Wait a moment I said to myself. As a psychoanalyst I knew that this explanation was too simplistic. A better one is that my negative inertia is motivated lazyness - that is I was in a state opf quintessential resistance. Resisting what? All resistance is motivated by the need to avoid experiencing overwhelming anxiety. Anxieity about what? The usual fears associated with being creative: fears of success/ fears of failure and everything in between.
This self analysis forced me to come to terms with my stuckness and what I would have to do about it. To proceed I would have to put myself in gear and be willing to face my fears - whatever they are - and walk right through the anxiety. Experienincg my conflict and making a choice as to what to do about it resulted in a resurgence of energy.
With this realization and the accompanying resurgence of energy also came a stream of ideas as to how best to proceed. The first of these was to consider putting the bulk of my energy into trying to publish my completed forty year invesitgation about the nature and uses of meaningful coincidences (synchronicities). For years I have been holding back from attempting to publish this original work that should have wide appeal.
Voila! Great idea.
Next thunder bolt. See if there are some books that help potential authors write effective proposals. My initial reaction to this idea was to scoff at it. Hadn't I already learned what goes into effective proposal writing? But having failed so far I reasoned maybe I am missing something vital that I don't know anything about as I haven't yet been exposed to it.
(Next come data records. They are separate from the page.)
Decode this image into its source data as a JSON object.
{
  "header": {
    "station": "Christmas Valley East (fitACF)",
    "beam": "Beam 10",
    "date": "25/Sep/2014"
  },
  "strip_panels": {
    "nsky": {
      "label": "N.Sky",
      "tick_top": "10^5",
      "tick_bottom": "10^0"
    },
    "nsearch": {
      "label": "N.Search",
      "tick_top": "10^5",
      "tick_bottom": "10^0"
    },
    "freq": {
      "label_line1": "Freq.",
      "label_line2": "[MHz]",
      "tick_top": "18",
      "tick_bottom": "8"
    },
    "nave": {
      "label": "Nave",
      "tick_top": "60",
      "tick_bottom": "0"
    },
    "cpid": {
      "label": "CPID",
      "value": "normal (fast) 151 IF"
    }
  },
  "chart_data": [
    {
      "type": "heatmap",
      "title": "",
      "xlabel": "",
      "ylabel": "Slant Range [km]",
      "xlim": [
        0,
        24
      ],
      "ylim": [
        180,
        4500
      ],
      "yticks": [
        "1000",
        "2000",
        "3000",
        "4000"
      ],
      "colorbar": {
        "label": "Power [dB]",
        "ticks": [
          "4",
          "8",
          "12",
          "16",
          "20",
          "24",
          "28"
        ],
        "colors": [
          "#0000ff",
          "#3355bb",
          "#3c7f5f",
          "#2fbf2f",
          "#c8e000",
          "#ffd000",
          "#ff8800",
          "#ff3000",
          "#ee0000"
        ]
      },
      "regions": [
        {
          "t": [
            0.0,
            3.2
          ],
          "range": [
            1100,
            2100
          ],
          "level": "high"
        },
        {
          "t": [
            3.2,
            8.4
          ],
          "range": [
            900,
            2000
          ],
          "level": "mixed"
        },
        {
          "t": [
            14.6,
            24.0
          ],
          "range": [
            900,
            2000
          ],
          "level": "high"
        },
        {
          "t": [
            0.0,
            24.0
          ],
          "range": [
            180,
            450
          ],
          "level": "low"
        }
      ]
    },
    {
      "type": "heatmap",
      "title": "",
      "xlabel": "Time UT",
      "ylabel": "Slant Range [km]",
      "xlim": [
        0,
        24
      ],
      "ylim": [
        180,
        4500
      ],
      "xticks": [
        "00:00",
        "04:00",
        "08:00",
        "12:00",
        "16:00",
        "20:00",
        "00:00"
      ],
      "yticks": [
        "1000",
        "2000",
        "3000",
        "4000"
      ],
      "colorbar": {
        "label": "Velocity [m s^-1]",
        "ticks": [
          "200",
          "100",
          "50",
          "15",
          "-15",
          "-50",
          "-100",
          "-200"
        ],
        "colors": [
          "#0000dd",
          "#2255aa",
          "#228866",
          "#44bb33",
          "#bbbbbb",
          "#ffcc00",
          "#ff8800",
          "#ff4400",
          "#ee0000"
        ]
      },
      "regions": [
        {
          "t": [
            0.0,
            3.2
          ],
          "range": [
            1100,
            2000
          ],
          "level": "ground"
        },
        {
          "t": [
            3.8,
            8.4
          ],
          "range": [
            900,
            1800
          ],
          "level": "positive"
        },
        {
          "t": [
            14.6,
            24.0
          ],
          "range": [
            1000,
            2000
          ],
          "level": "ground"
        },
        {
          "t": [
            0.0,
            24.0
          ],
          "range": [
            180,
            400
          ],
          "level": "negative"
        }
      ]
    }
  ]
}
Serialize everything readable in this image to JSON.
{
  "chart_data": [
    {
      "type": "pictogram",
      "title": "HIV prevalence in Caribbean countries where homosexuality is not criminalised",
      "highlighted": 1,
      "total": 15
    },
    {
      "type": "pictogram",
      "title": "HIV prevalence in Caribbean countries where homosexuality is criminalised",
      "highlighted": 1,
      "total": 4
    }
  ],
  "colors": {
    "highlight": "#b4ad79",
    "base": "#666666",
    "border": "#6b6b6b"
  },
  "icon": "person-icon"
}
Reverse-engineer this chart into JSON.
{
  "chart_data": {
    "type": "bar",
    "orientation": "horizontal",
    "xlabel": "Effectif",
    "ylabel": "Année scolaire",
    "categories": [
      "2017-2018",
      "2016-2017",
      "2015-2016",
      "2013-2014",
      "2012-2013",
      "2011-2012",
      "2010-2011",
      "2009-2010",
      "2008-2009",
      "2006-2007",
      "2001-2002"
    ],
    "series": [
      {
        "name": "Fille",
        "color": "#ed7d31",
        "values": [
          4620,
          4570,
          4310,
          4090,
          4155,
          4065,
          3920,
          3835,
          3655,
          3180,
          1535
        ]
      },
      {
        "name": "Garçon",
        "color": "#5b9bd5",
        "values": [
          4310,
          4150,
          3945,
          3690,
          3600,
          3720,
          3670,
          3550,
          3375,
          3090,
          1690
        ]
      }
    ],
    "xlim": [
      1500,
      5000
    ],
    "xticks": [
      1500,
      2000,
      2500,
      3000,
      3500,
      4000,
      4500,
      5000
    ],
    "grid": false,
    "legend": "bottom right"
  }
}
Sure enough I found three excellent books exactly on this topic. The first of these is a true gold mine. It is: Thinking Like Your Editor: How to Write Great Serious Nonfiction - and Get It Published, by Susan Rabiner and Alfred Fortunato. It is one of those books wherein there are few pages on which I don't underline what I experience as brilliant advice.
For example as to the demand for books like I want to publish, Rabiner says:" As a literary agent who sells virtually only serious non fiction, I can assure you that Ican't get enough good serious nonfiction projects to meet publisher interest." I shivered when I read this feeling as though she was talking directly to me.
So I have decided to split my energy between attempting to find an agent to help me publish my academic book: DYMISTFYING MEANINGFUL COINCIDENCES (Synchronicities): The Evolving Self, Consciousness Expansion , and The Creative Process,and my Memoir - ONE MAN's ODYSSEY: The turbulent Beginnings of Treating Drug Addicts in the Sixties.
I'm glad I have waited so long to get to this point as I am feeling more inspired, grounded, and clear as I ever had to continue the journey to publish my work. I also concur with Spinoza's sage advice: "Anything worth accomplishing is as difficult as it is rare."